As the world of football counts down to the reveal of the FIFA Women’s World Cup France 2019™ official emblem and slogan – in Paris on 19 September – we are interviewing major figures from the women’s game about the history, the present and the future of the Women’s World Cup.
- Alex Scott played 12 FIFA Women’s World Cup matches
- The defender helped England to best-ever third-place finish at Canada 2015
- Retired from international football earlier this month
Although 32-year-old Alex Scott retired from international football recently, the defender's status as an England icon had long been assured after winning 140 caps in a stellar 13-year career.
She appeared in a hat-trick of FIFA Women's World Cups and UEFA Women’s EUROs, as well as an Olympic Games, and there is little reason to argue the claim of Scott’s national team manager, Mark Sampson, when he called her "one of the greatest players to ever wear the England shirt".
The spry, driven full-back recently told FIFA.com of her excitement for the next Women's World Cup and her pride at England’s emergence as a power in the women’s game.
Focus on France 2019
On 19 September, England kick-off their qualifying road for the Women’s World Cup when they host Russia, who are in UEFA Group 1 along with Wales, Bosnia and Herzegovina and Kazakhstan. After reaching the semi-final stage at the last World Cup and European Championship, the Three Lionesses are considered favourites to reach the next global finals.
What she says
"I can already picture the crowds and the atmosphere in France. Every World Cup is always bigger than the last, so the excitement building around 2019 is already huge. The expectation for England can’t just to be happy to qualify anymore and to simply take part, because we have worked so hard to get to this level. I suppose you always want to get a medal, and having tasted the bronze we should want to turn that into gold. That has to be the ultimate aim."
Scott’s debut in a FIFA tournament came with a 5-1 defeat by USA at the 2002 U-20 Women’s World Cup in a period that was marked by the senior team failing to qualify for two successive Women's World Cups. The improvement in England's national sides over the period of Scott's international journey is a good marker of the nation's potential in women's football.
What she says
"The growth of the women’s game has been phenomenal, and it has been so rapid. Every tournament there is growth and a gain in confidence. England is not scared any more to play the best teams, and I see it always continuing to rise to new levels. It’s great we’re here, but we can’t be happy. We want the sport to progress even more."

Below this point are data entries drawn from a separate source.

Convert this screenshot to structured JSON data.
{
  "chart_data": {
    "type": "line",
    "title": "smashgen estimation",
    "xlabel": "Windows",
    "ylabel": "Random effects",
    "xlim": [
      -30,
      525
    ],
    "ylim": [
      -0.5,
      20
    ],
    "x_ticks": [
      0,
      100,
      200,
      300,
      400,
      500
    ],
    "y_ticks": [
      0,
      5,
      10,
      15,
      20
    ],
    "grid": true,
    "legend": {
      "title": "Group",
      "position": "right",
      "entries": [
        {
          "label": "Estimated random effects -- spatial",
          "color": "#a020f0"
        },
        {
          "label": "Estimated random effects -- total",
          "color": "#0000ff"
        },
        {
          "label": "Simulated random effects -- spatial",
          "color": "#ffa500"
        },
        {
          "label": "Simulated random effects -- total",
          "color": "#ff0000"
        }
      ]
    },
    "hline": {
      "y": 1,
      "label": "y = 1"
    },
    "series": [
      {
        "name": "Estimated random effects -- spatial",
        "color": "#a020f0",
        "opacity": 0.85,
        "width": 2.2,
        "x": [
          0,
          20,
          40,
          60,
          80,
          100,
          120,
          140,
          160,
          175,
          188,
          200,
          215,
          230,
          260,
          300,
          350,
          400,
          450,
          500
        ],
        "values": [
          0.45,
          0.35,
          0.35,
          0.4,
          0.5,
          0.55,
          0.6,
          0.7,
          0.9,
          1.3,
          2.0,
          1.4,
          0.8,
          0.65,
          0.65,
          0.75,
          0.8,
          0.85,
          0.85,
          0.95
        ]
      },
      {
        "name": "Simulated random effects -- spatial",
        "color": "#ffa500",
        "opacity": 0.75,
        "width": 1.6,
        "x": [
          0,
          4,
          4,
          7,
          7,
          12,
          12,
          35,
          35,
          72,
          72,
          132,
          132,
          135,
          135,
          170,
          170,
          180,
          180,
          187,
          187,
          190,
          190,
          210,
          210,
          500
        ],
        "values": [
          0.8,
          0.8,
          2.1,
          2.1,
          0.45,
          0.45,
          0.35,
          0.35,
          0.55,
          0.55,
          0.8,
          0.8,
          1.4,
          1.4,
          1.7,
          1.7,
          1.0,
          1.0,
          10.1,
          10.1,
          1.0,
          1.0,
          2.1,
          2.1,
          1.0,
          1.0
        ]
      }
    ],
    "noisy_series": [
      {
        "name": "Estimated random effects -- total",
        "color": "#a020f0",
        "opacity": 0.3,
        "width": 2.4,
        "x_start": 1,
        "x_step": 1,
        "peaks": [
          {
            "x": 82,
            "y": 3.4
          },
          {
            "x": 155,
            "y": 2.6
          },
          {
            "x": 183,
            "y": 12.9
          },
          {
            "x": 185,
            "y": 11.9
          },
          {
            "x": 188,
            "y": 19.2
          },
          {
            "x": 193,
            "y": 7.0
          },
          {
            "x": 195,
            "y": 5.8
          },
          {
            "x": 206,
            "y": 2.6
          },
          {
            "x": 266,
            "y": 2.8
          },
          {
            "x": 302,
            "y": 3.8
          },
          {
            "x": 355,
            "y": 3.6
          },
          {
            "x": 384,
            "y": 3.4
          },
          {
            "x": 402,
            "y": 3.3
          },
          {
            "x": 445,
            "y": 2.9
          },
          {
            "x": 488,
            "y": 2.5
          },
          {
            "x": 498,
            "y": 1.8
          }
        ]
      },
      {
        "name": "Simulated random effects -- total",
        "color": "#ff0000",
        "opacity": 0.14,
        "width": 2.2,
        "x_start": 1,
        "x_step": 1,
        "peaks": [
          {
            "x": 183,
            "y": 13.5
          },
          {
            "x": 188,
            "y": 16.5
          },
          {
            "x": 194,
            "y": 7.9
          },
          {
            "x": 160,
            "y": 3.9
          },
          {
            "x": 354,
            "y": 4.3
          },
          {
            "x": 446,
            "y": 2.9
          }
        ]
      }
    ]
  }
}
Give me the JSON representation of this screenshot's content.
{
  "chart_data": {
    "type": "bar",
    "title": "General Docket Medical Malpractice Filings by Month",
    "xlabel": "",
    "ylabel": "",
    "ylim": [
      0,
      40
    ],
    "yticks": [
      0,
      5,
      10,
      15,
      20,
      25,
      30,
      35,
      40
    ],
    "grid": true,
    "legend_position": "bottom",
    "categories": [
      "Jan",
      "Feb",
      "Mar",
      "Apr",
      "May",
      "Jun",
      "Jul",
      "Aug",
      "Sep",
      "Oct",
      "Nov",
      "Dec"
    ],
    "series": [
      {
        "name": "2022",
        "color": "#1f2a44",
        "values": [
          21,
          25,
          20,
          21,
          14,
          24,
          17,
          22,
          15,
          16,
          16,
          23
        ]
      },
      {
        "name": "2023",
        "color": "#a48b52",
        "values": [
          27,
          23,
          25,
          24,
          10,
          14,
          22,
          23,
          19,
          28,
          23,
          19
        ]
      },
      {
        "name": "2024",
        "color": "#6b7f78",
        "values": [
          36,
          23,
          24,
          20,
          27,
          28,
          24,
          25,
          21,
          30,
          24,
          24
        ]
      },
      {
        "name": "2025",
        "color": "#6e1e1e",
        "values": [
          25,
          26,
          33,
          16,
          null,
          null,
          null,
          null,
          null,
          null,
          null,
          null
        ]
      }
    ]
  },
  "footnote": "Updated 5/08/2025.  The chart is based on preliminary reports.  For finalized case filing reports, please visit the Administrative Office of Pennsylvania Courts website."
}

A surprising turning point
Scott says her most memorable Women’s World Cup moment was defeating Canada in Vancouver as revenge for their having knocked England out as hosts of the Olympics three years before. The influence that the Class of 2015 had on the audience back home is still being measured.
What she says
"[In Vancouver] the atmosphere was electric, so for us to go on and win that game and progress while knocking the host nation out was a big turning point for us. And then of course there was another kind of turning point as we progressed. People stayed up late to watch us or went to the pub or were with their family members, and then when we went home people recognised us at the market. It has been happening for a while in England, gaining momentum off the back of tournaments, but our success in 2015 was significant for women’s football back home."